Journal of Physical Chemistry A, Vol.123, No.16, 3569-3574, 2019
Why Do Large Ionized Polycyclic Aromatic Hydrocarbons Not Lose C2H2?
The reaction mechanisms for the loss of C2H2 from the ions of anthracene, phenanthrene, tetracene, and pyrene were calculated at the B3-LYP/6-311++G(2d,p) level of theory and compared to that previously published for ionized naphthalene. A common pathway emerged involving the isomerization of the molecular ions to azulene-containing analogues, followed by the contraction of the seven-member ring into a five- and four-member fused ring system, leading to the cleavage of C2H2. The key transition state was found to be for this last process, and its relative energy was consistent going from naphthalene to tetracene. That for pyrene, though, was significantly higher due to the inability of the azulene moiety to achieve a stable conformation because of the presence of the three fused rings. Thus, C2H2 loss is discriminated against in pericondensed PAHs. For catacondensed PAHs, C2H2 loss also drops in relative abundance as the PAH gets larger due to the increase in the number of available hydrogen atoms, increasing the rate constant for H atom loss over that for C2H2 loss as PAH size increases.
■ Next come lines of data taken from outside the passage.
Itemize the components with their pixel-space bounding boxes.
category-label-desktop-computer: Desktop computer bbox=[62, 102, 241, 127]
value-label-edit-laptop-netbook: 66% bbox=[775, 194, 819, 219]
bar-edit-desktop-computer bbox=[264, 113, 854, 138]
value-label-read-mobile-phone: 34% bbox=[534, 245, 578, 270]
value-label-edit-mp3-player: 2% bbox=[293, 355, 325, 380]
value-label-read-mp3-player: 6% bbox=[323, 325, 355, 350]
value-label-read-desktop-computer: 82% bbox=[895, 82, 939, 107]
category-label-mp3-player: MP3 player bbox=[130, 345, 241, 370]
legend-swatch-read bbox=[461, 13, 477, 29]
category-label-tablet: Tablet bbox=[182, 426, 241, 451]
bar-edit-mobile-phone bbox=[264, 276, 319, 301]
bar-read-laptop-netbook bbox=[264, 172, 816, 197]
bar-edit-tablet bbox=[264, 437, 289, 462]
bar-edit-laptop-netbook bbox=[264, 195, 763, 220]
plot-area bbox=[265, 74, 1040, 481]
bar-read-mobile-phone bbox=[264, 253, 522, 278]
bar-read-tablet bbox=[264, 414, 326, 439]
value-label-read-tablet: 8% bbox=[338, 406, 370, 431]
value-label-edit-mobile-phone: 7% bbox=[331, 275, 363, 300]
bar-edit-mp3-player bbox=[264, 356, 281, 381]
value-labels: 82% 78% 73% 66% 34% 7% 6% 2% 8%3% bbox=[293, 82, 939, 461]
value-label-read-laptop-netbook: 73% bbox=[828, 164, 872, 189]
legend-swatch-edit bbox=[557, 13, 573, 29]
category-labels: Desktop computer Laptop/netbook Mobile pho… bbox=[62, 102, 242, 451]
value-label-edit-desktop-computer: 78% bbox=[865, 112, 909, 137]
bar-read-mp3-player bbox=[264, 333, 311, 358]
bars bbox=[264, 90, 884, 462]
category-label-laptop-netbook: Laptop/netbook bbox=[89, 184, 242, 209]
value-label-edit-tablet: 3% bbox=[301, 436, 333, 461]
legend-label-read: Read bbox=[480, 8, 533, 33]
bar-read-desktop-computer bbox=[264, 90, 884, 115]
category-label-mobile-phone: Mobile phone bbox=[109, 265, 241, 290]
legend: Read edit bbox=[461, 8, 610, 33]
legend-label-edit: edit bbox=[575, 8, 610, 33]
The unimolecular reactions of four cyano-substituted polycyclic aromatic hydrocarbon (PAH) ions were also probed as a function of collision energy by collision-induced dissociation tandem mass spectrometry. As the size of the ring system increases, HCN loss decreases in importance relative to other processes (H and C2H2 loss). 9-Cyanophenanthrene ions were chosen for further exploration by theory and imaging photoelectron photoion coincidence (iPEPICO) spectroscopy. The calculated reaction pathway and energetics for C2H2 loss were consistent with those found above. The calculations suggest that larger PAHs of interest in the interstellar environment will behave independently of a CN substituent.